La difusión de encuestas se hizo primero exclusivamente a través de la prensa, por la comunicación escrita, y en los días de elecciones también por televisión. Lo común en ambos casos fue el medio escrito, para la presentación de números, cuadros y gráficas. Pero hace seis años El Espectador y Factum emprendieron la gran innovación y desafío: difundir encuestas por radio. Hoy, con la divulgación de encuestas por parte de varias consultoras a través de prensa, radio y televisión, aparece la necesidad de entender cómo se las lee, analiza y compara. Todos quienes tenemos vinculación con los medios de comunicación y en particular con el periodismo político, recibimos permanentemente consultas no sólo de oyentes sino incluso de dirigentes políticos respecto a las diferencias que perciben entre unas y otras empresas. Un primer avance sobre el tema es el que hoy nos propone el politólogo Oscar Bottinelli, director de Factum. ¿Qué te parece, Oscar, si empezamos por una definición básica: qué es una encuesta?

OSCAR A. BOTTINELLI: Antes que nada, y reafirmando lo que acabas de decir, este pretende ser un primer avance que iremos intercalando en sucesivos programas. Podemos definir a una encuesta de una manera muy sencilla, como una forma de relevar datos que, a través de una muestra muy pequeña (que pueden ser 500, 1.000 o 1.500 personas) represente al conjunto de lo que se denomina un universo: por ejemplo el conjunto de un departamento, de un país, de un sector social, de un tramo de edad. Pero además, y esto es muy importante, lo que la encuesta revela es un conjunto de respuestas a un conjunto de preguntas, en un momento determinado. Y además las encuestas tienen problemas de realización, de presentación, de calidad de la realización, toda un área de problemas que no vamos a analizar hoy, y que tocaremos en otro momento.
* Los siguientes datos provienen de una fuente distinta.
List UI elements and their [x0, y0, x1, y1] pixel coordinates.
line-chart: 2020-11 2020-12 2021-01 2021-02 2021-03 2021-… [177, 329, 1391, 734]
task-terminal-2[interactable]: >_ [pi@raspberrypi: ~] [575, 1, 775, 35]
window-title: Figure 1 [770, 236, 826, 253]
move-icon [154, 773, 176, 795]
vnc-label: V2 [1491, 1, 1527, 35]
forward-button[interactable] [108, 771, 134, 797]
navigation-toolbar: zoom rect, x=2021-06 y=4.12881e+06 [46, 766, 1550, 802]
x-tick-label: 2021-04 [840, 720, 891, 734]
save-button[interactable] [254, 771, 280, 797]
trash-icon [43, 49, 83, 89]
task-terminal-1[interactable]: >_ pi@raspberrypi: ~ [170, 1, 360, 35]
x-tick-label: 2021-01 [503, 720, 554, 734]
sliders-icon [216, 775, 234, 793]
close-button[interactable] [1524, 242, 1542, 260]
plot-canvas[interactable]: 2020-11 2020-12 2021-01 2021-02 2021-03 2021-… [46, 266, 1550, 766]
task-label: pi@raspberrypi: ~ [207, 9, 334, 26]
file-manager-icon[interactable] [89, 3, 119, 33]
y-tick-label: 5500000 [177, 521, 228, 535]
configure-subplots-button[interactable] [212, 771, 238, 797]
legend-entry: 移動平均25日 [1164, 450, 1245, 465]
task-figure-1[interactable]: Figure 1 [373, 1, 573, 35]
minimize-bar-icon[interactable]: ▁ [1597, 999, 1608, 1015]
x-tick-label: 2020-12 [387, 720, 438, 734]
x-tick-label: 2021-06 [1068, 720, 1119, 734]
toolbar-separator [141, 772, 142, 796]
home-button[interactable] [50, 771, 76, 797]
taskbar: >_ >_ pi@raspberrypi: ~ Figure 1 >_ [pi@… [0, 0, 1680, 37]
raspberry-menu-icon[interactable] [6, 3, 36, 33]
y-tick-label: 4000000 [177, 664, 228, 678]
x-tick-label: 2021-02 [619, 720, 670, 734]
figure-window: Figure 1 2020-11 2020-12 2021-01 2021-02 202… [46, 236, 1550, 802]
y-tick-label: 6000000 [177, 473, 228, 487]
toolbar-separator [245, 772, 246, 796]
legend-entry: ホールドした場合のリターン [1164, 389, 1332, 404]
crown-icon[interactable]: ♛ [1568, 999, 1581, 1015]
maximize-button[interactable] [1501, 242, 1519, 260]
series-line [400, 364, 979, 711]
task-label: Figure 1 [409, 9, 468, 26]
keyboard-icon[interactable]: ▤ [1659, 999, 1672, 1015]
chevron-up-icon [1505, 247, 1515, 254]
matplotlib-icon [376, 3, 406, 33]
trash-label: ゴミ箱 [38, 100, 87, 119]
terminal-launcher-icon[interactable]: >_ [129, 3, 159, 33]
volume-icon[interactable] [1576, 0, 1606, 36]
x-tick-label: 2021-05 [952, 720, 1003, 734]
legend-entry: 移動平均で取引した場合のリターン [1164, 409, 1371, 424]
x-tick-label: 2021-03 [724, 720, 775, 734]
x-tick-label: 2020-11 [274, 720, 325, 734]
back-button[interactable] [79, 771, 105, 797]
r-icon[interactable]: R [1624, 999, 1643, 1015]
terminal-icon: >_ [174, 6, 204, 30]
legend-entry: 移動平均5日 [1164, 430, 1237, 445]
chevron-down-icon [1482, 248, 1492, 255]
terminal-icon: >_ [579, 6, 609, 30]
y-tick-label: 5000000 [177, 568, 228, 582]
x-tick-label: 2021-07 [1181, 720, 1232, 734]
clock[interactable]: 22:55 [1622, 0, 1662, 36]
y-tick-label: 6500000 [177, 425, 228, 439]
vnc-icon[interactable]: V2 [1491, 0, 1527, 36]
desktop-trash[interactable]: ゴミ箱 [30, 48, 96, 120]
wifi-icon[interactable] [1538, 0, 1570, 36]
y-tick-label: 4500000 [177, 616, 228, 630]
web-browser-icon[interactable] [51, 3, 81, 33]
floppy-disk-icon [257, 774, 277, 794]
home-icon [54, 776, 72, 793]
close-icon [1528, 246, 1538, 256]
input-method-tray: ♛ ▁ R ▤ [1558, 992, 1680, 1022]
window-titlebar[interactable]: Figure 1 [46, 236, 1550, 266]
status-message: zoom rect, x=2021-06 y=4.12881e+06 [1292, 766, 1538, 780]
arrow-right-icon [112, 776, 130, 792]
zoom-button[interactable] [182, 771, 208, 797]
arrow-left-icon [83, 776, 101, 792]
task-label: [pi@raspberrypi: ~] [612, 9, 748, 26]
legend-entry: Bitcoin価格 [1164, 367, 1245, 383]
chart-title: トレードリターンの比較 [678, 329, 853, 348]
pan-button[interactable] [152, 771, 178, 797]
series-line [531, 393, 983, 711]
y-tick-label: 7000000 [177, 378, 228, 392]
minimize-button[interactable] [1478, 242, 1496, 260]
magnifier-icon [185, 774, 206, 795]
Es decir que, en principio (no estamos dando una explicación exhaustiva ni total) tenemos tres elementos clave. El primero es el universo: ¿qué es lo representado por la muestra? Geográficamente, por ejemplo, ¿está representado Montevideo, todo el país, una parte del país? Estamos acostumbrados a las llamadas encuestas de hogares, las que se hacen en hogares y representan al conjunto de todo un territorio, pero de pronto uno hace encuestas de otro tipo, como alumnos de una universidad o de un colegio, de socios de luna institución deportiva, etcétera. Respecto al universo y la representatividad hay que tener mucho cuidado, porque no siempre las encuestas publicadas representan lo mismo. Por ejemplo, comparando las encuestas de opinión pública de intención electoral, que son los que ahora están adquiriendo más repercusión y más frecuencia, hay algunas efectuadas por empresas menores, que aparecen muy esporádicamente en algún medio de prensa, sin ninguna regularidad, que son exclusivamente montevideanas. Hay otras encuestas (prácticamente todas con excepción de las de Factum) que representan más o menos a entre el 75% y el 80%, alrededor de un 78% del país, que es lo que se ha dado en llamar "el país urbano", expresión no muy exacta y que habría que definir mejor.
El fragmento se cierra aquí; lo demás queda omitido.